Blog June 23, 2014
More East African Brilliance From Moreno and L'Orchestra First Moja-One
It's sad that, in the current wave of Western interest in the classic dance-band sounds of Africa, the Congolese rumba that dominated much of the continent for decades has received fairly short shrift. In comparison with the more accessibly funky sounds of West African forms like highlife and Afrobeat, rumba and soukous have remained relatively unexplored, unable to gain DJ cachet or a live revival.
This really shouldn't come as much of a surprise. Complexly cosmopolitan, and functioning under a long-form tension and release system quite different from the musical cycles that define so much of Western music, rumba musicians never really had the international success they deserved--that is, with the obvious and major exception of the French-speaking world centered around Paris.
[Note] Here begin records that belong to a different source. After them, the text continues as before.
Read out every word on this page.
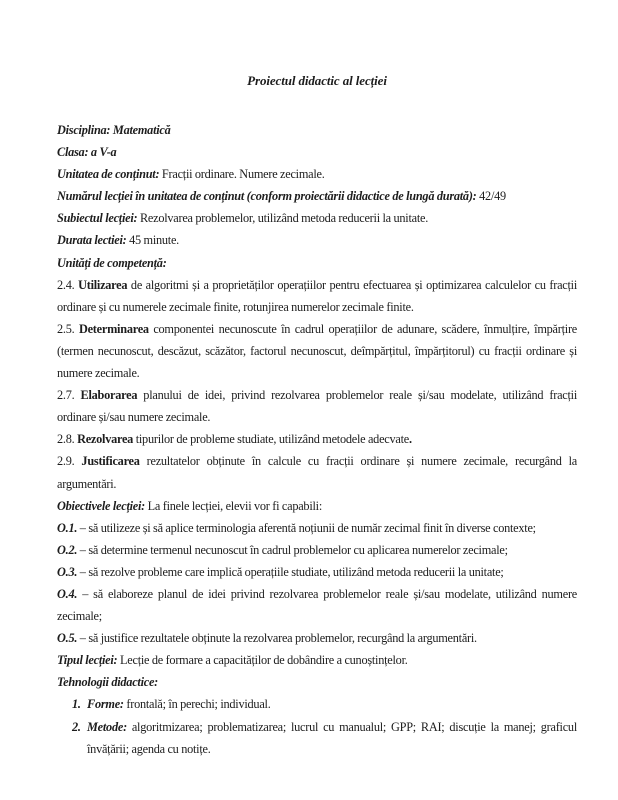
Proiectul didactic al lecției

Disciplina: Matematică

Clasa: a V-a

Unitatea de conținut: Fracții ordinare. Numere zecimale.

Numărul lecției în unitatea de conținut (conform proiectării didactice de lungă durată): 42/49

Subiectul lecției: Rezolvarea problemelor, utilizând metoda reducerii la unitate.

Durata lectiei: 45 minute.

Unități de competență:

2.4. Utilizarea de algoritmi și a proprietăților operațiilor pentru efectuarea și optimizarea calculelor cu fracții ordinare și cu numerele zecimale finite, rotunjirea numerelor zecimale finite.

2.5. Determinarea componentei necunoscute în cadrul operațiilor de adunare, scădere, înmulțire, împărțire (termen necunoscut, descăzut, scăzător, factorul necunoscut, deîmpărțitul, împărțitorul) cu fracții ordinare și numere zecimale.

2.7. Elaborarea planului de idei, privind rezolvarea problemelor reale și/sau modelate, utilizând fracții ordinare și/sau numere zecimale.

2.8. Rezolvarea tipurilor de probleme studiate, utilizând metodele adecvate.

2.9. Justificarea rezultatelor obținute în calcule cu fracții ordinare și numere zecimale, recurgând la argumentări.

Obiectivele lecției: La finele lecției, elevii vor fi capabili:

O.1. – să utilizeze și să aplice terminologia aferentă noțiunii de număr zecimal finit în diverse contexte;

O.2. – să determine termenul necunoscut în cadrul problemelor cu aplicarea numerelor zecimale;

O.3. – să rezolve probleme care implică operațiile studiate, utilizând metoda reducerii la unitate;

O.4. – să elaboreze planul de idei privind rezolvarea problemelor reale și/sau modelate, utilizând numere zecimale;

O.5. – să justifice rezultatele obținute la rezolvarea problemelor, recurgând la argumentări.

Tipul lecției: Lecție de formare a capacităților de dobândire a cunoștințelor.

Tehnologii didactice:

1. Forme: frontală; în perechi; individual.

2. Metode: algoritmizarea; problematizarea; lucrul cu manualul; GPP; RAI; discuție la manej; graficul învățării; agenda cu notițe.
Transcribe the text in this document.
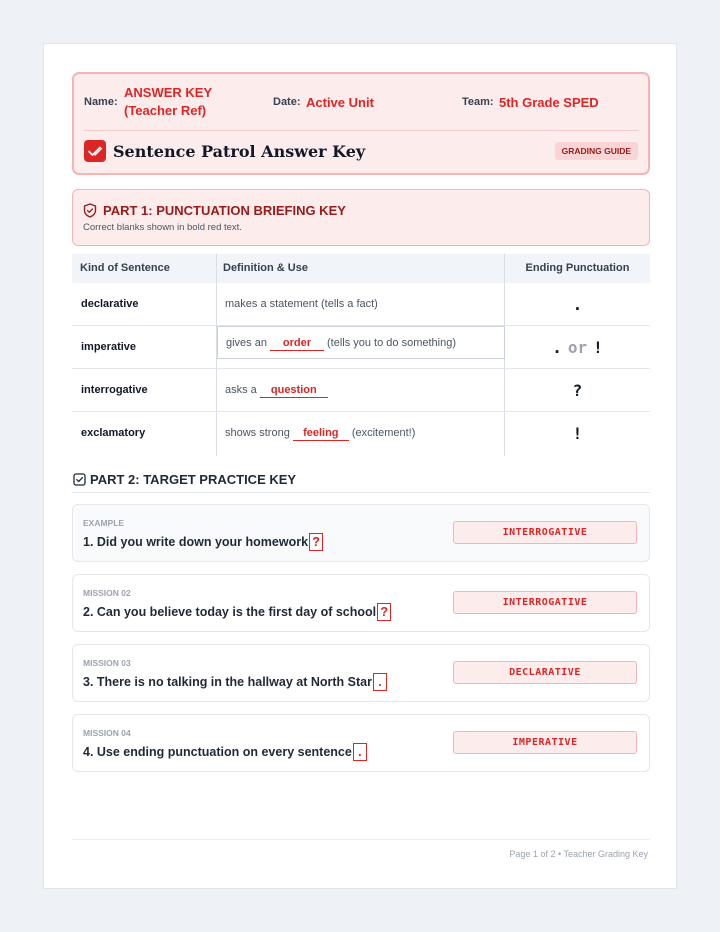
Name:
ANSWER KEY
(Teacher Ref)
Date: Active Unit	Team: 5th Grade SPED
Sentence Patrol Answer Key	GRADING GUIDE
PART 1: PUNCTUATION BRIEFING KEY
Correct blanks shown in bold red text.
Kind of Sentence	Definition & Use	Ending Punctuation
declarative	makes a statement (tells a fact)	.
imperative	gives an order (tells you to do something)	. or !
interrogative	asks a question	?
exclamatory	shows strong feeling (excitement!)	!
PART 2: TARGET PRACTICE KEY
EXAMPLE
1. Did you write down your homework ?
INTERROGATIVE
MISSION 02
2. Can you believe today is the first day of school ?
INTERROGATIVE
MISSION 03
3. There is no talking in the hallway at North Star .
DECLARATIVE
MISSION 04
4. Use ending punctuation on every sentence .
IMPERATIVE
Page 1 of 2 • Teacher Grading Key
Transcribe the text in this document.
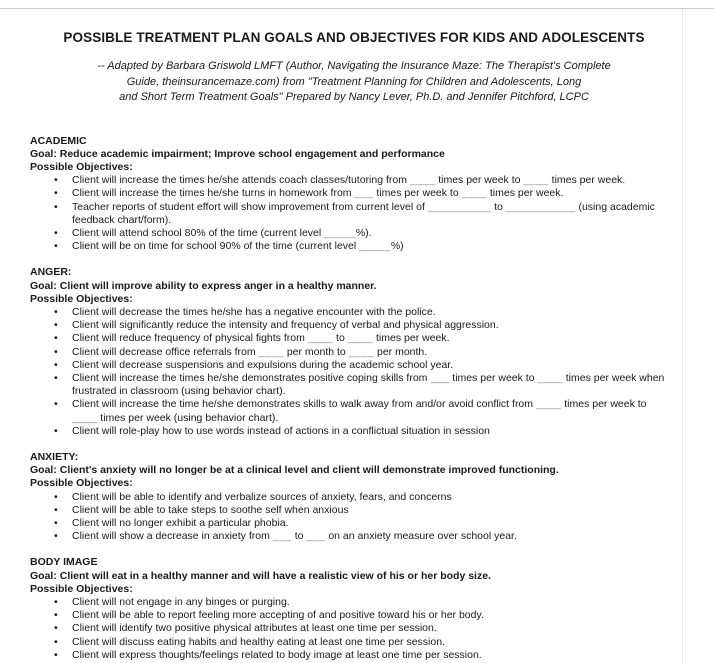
POSSIBLE TREATMENT PLAN GOALS AND OBJECTIVES FOR KIDS AND ADOLESCENTS
-- Adapted by Barbara Griswold LMFT (Author, Navigating the Insurance Maze: The Therapist's Complete
Guide, theinsurancemaze.com) from "Treatment Planning for Children and Adolescents, Long
and Short Term Treatment Goals" Prepared by Nancy Lever, Ph.D. and Jennifer Pitchford, LCPC
ACADEMIC

Goal: Reduce academic impairment; Improve school engagement and performance

Possible Objectives:

•	Client will increase the times he/she attends coach classes/tutoring from ____ times per week to ____ times per week.
•	Client will increase the times he/she turns in homework from ___ times per week to ____ times per week.
•	Teacher reports of student effort will show improvement from current level of __________ to ___________ (using academic feedback chart/form).
•	Client will attend school 80% of the time (current level _____%).
•	Client will be on time for school 90% of the time (current level _____%)
ANGER:

Goal: Client will improve ability to express anger in a healthy manner.

Possible Objectives:

•	Client will decrease the times he/she has a negative encounter with the police.
•	Client will significantly reduce the intensity and frequency of verbal and physical aggression.
•	Client will reduce frequency of physical fights from ____ to ____ times per week.
•	Client will decrease office referrals from ____ per month to ____ per month.
•	Client will decrease suspensions and expulsions during the academic school year.
•	Client will increase the times he/she demonstrates positive coping skills from ___ times per week to ____ times per week when frustrated in classroom (using behavior chart).
•	Client will increase the time he/she demonstrates skills to walk away from and/or avoid conflict from ____ times per week to ____ times per week (using behavior chart).
•	Client will role-play how to use words instead of actions in a conflictual situation in session
ANXIETY:

Goal: Client's anxiety will no longer be at a clinical level and client will demonstrate improved functioning.

Possible Objectives:

•	Client will be able to identify and verbalize sources of anxiety, fears, and concerns
•	Client will be able to take steps to soothe self when anxious
•	Client will no longer exhibit a particular phobia.
•	Client will show a decrease in anxiety from ___ to ___ on an anxiety measure over school year.
BODY IMAGE

Goal: Client will eat in a healthy manner and will have a realistic view of his or her body size.

Possible Objectives:

•	Client will not engage in any binges or purging.
•	Client will be able to report feeling more accepting of and positive toward his or her body.
•	Client will identify two positive physical attributes at least one time per session.
•	Client will discuss eating habits and healthy eating at least one time per session.
•	Client will express thoughts/feelings related to body image at least one time per session.
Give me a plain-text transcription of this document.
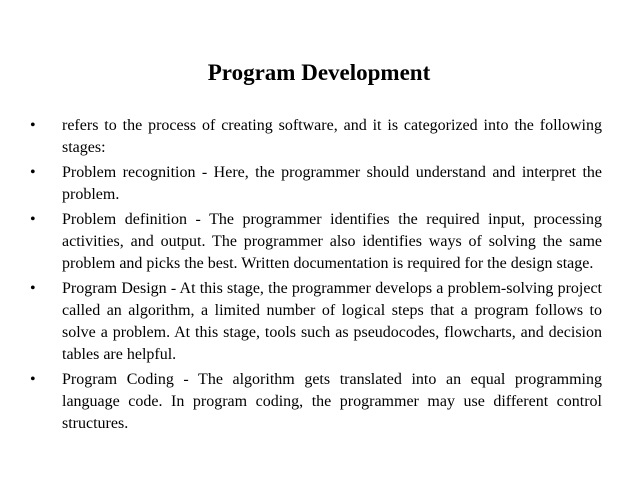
Program Development
•	refers to the process of creating software, and it is categorized into the following stages:
•	Problem recognition - Here, the programmer should understand and interpret the problem.
•	Problem definition - The programmer identifies the required input, processing activities, and output. The programmer also identifies ways of solving the same problem and picks the best. Written documentation is required for the design stage.
•	Program Design - At this stage, the programmer develops a problem-solving project called an algorithm, a limited number of logical steps that a program follows to solve a problem. At this stage, tools such as pseudocodes, flowcharts, and decision tables are helpful.
•	Program Coding - The algorithm gets translated into an equal programming language code. In program coding, the programmer may use different control structures.
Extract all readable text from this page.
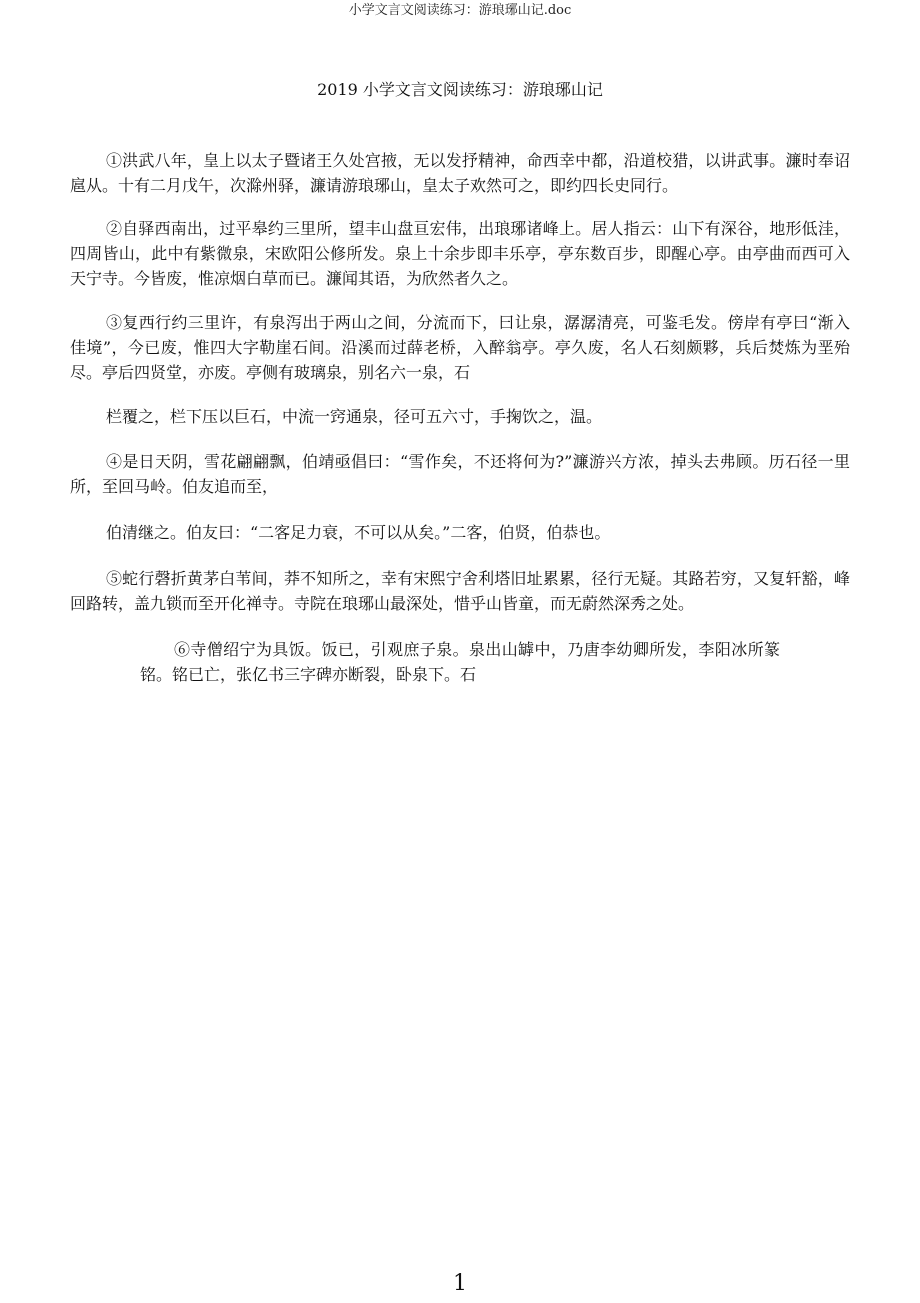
小学文言文阅读练习：游琅琊山记.doc
2019 小学文言文阅读练习：游琅琊山记

①洪武八年，皇上以太子暨诸王久处宫掖，无以发抒精神，命西幸中都，沿道校猎，以讲武事。濂时奉诏扈从。十有二月戊午，次滁州驿，濂请游琅琊山，皇太子欢然可之，即约四长史同行。

②自驿西南出，过平皋约三里所，望丰山盘亘宏伟，出琅琊诸峰上。居人指云：山下有深谷，地形低洼，四周皆山，此中有紫微泉，宋欧阳公修所发。泉上十余步即丰乐亭，亭东数百步，即醒心亭。由亭曲而西可入天宁寺。今皆废，惟凉烟白草而已。濂闻其语，为欣然者久之。

③复西行约三里许，有泉泻出于两山之间，分流而下，曰让泉，潺潺清亮，可鉴毛发。傍岸有亭曰“渐入佳境”，今已废，惟四大字勒崖石间。沿溪而过薛老桥，入醉翁亭。亭久废，名人石刻颇夥，兵后焚炼为垩殆尽。亭后四贤堂，亦废。亭侧有玻璃泉，别名六一泉，石

栏覆之，栏下压以巨石，中流一窍通泉，径可五六寸，手掬饮之，温。

④是日天阴，雪花翩翩飘，伯靖亟倡曰：“雪作矣，不还将何为?”濂游兴方浓，掉头去弗顾。历石径一里所，至回马岭。伯友追而至，

伯清继之。伯友曰：“二客足力衰，不可以从矣。”二客，伯贤，伯恭也。

⑤蛇行磬折黄茅白苇间，莽不知所之，幸有宋熙宁舍利塔旧址累累，径行无疑。其路若穷，又复轩豁，峰回路转，盖九锁而至开化禅寺。寺院在琅琊山最深处，惜乎山皆童，而无蔚然深秀之处。

⑥寺僧绍宁为具饭。饭已，引观庶子泉。泉出山罅中，乃唐李幼卿所发，李阳冰所篆铭。铭已亡，张亿书三字碑亦断裂，卧泉下。石

1
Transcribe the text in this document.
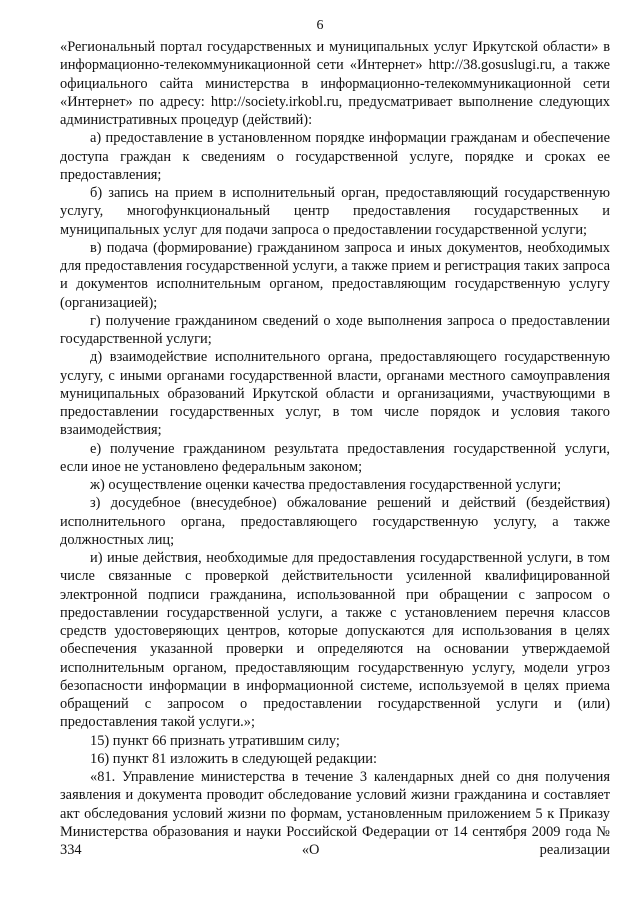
6

«Региональный портал государственных и муниципальных услуг Иркутской области» в информационно-телекоммуникационной сети «Интернет» http://38.gosuslugi.ru, а также официального сайта министерства в информационно-телекоммуникационной сети «Интернет» по адресу: http://society.irkobl.ru, предусматривает выполнение следующих административных процедур (действий):

а) предоставление в установленном порядке информации гражданам и обеспечение доступа граждан к сведениям о государственной услуге, порядке и сроках ее предоставления;

б) запись на прием в исполнительный орган, предоставляющий государственную услугу, многофункциональный центр предоставления государственных и муниципальных услуг для подачи запроса о предоставлении государственной услуги;

в) подача (формирование) гражданином запроса и иных документов, необходимых для предоставления государственной услуги, а также прием и регистрация таких запроса и документов исполнительным органом, предоставляющим государственную услугу (организацией);

г) получение гражданином сведений о ходе выполнения запроса о предоставлении государственной услуги;

д) взаимодействие исполнительного органа, предоставляющего государственную услугу, с иными органами государственной власти, органами местного самоуправления муниципальных образований Иркутской области и организациями, участвующими в предоставлении государственных услуг, в том числе порядок и условия такого взаимодействия;

е) получение гражданином результата предоставления государственной услуги, если иное не установлено федеральным законом;

ж) осуществление оценки качества предоставления государственной услуги;

з) досудебное (внесудебное) обжалование решений и действий (бездействия) исполнительного органа, предоставляющего государственную услугу, а также должностных лиц;

и) иные действия, необходимые для предоставления государственной услуги, в том числе связанные с проверкой действительности усиленной квалифицированной электронной подписи гражданина, использованной при обращении с запросом о предоставлении государственной услуги, а также с установлением перечня классов средств удостоверяющих центров, которые допускаются для использования в целях обеспечения указанной проверки и определяются на основании утверждаемой исполнительным органом, предоставляющим государственную услугу, модели угроз безопасности информации в информационной системе, используемой в целях приема обращений с запросом о предоставлении государственной услуги и (или) предоставления такой услуги.»;

15) пункт 66 признать утратившим силу;

16) пункт 81 изложить в следующей редакции:

«81. Управление министерства в течение 3 календарных дней со дня получения заявления и документа проводит обследование условий жизни гражданина и составляет акт обследования условий жизни по формам, установленным приложением 5 к Приказу Министерства образования и науки Российской Федерации от 14 сентября 2009 года № 334 «О реализации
Soukous stars like Papa Wemba almost ran the city in the late '80s/early '90s.)
All of this goes to say that Sterns' archival release of Vol. 2: More Pili by Moreno and L'Orch Moja-One (a digital-only follow-up to 2012's equally brilliant Sister Pili) is a welcome chance to jump into this astounding music. Moreno Batamba and much of his band were originally from the eastern regions of the Congo (then Zaire), but were drawn to the multinational scene in East Africa (specifically Kenya and Tanzania) by the relative political stability, high-quality studios, and abundance of musical opportunity to be found there. While live music was booming at the time, L'Orch Moja-One rather unusually came together solely in the studio, pulling from the top tier of Kenyan musicians to assemble a truly stellar band.
And the results were nothing less than spectacular. This is rumba at its best--intricate, fleet-footed, and laced with the kind of dynamic interplay that most bands would kill for. Guitarists flash their skills to the sides of the spotlight, while harmonized call-and-response vocals provide an emotive sweetness that clearly mark these tracks as songs rather than mere instrumental workouts. Yet despite the songcraft behind the album, the music is perfectly designed for the dance floor. The tracks, many of which push the nine-minute mark, tend to employ the classic rumba energy arc, gradually building intensity into the sebene, a solo-heavy section where all hell breaks loose, the guitarists exploding into a bright cloud of intertwined licks while the drummer--who you realize has been holding back the entire time--really starts to push. It's magnificent and euphoria inducing, the kind of thing worth hearing again and again. So if you haven't experienced this music before, now is the time. And if you already know Franco, Tabu Ley, Zaiko and the rest of the crew, we encourage you to take a spin through this record. You won't be disappointed.